I do not buy the argument that the three-judge district court procedure is in any way relevant or to blame for the doctrinal trends Gans is decrying. First, as Gans notes, the most significant recent case--Shelby County--did not come from a three-judge court, but SCOTUS took the case anyway and a narrow majority gutted the Voting Rights Act. Second, and more importantly, the three-judge district court does not benefit conservatives or liberals as much as it benefits whoever happens to be bringing the legal challenges. As Gans himself acknowledges, three-judge district courts were a central feature in litigation challenging Jim Crow and other discriminatory policies during the Civil Rights Era, with the NAACP and other litigators designing legal strategy specifically to get into a three-judge court; this enabled plaintiffs to avoid hostile individual district judges in favor of a broader panel and to get cases to SCOTUS more quickly. But that current challenges are being brought by conservatives and creating constitutional doctrine that Gans obviously dislikes does not reflect anything about the wisdom (or lack thereof) of the three-judge process. If we accept constitutional impact litigation as a legitimate use of the courts, it cannot matter who is bringing the challenge or the positions they are urging; the complaint can only be about the doctrine, not the process that got us there.

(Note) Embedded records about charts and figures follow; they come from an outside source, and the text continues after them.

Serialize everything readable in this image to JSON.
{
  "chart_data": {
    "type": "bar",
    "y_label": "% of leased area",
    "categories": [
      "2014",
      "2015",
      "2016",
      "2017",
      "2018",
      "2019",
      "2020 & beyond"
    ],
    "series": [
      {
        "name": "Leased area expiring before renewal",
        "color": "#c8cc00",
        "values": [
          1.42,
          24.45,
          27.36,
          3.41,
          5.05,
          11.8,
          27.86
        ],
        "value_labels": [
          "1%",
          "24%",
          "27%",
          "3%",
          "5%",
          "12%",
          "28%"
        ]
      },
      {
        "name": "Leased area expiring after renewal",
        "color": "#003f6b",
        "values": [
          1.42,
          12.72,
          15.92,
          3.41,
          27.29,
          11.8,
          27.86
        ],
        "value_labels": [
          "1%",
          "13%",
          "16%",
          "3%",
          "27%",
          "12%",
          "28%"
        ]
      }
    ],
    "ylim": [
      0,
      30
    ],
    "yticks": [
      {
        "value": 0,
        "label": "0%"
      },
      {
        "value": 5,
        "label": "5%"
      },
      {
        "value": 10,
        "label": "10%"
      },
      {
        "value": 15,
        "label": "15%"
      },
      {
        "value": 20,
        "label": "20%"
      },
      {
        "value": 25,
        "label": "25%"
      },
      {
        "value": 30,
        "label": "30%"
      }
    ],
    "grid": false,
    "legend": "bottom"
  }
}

For the best history of the three-judge process, including its role during the Civil Rights Era and its restriction in the '70s (based on the perception that they no longer were necessary), see Michael Solimine's 2008 article.
Thursday, June 11, 2015
The Chief, the First Amendment, and the assignment power
At CoOp, Ron Collins writes about Chief Justice Roberts' emergence as the Court's leading voice on the First Amendment, a voice that "is already towering over that of others on the Court." Collins emphasizes the number of free speech majority opinions Roberts has authored in his decade on the Court--13, far more than the next two Justices (Scalia and Kennedy) combined, usually (with several notable exceptions) upholding the free speech claim, whether for better or worse.
But as I wrote in a comment to Ron's post, counting majority opinions is confounded somewhat by the fact that, as Chief, Roberts wields the assignment power whenever he is in the majority. And one reason he writes so much more than any other Justice is that he keeps assigning these cases to himself. Obviously, Roberts must hold a generally highly speech-protective vision of the First Amendment (perhaps Collins is correct that it is the most protective on the Court) in order to be in the majority and thus in position to assign the opinion. But Chief Justice Warren also was consistently in the majority in free speech cases, also usually to uphold the constitutional claim. The difference is that Warren assigned many of these cases to Justice Brennan, which enabled Brennan to emerge as the Court's second great First Amendment voice.
Roberts could as easily have assigned some of these cases to, for example, Kennedy--who has joined most of Roberts' free speech opinions and thus shares a similar First Amendment vision--in the same way. That he has not done so could tell us many different things. It could be about Roberts' unique views of the First Amendment and his specific desire to carry the First Amendment mantle. But it also could be about Roberts' unique views of the assignment power.
Update: A reader shares this 2013 Judicature essay by Linda Greenhouse exploring Roberts' self-assignment practices, which notes the prevalence of First Amendment (including religion) cases that Roberts has kept for himself.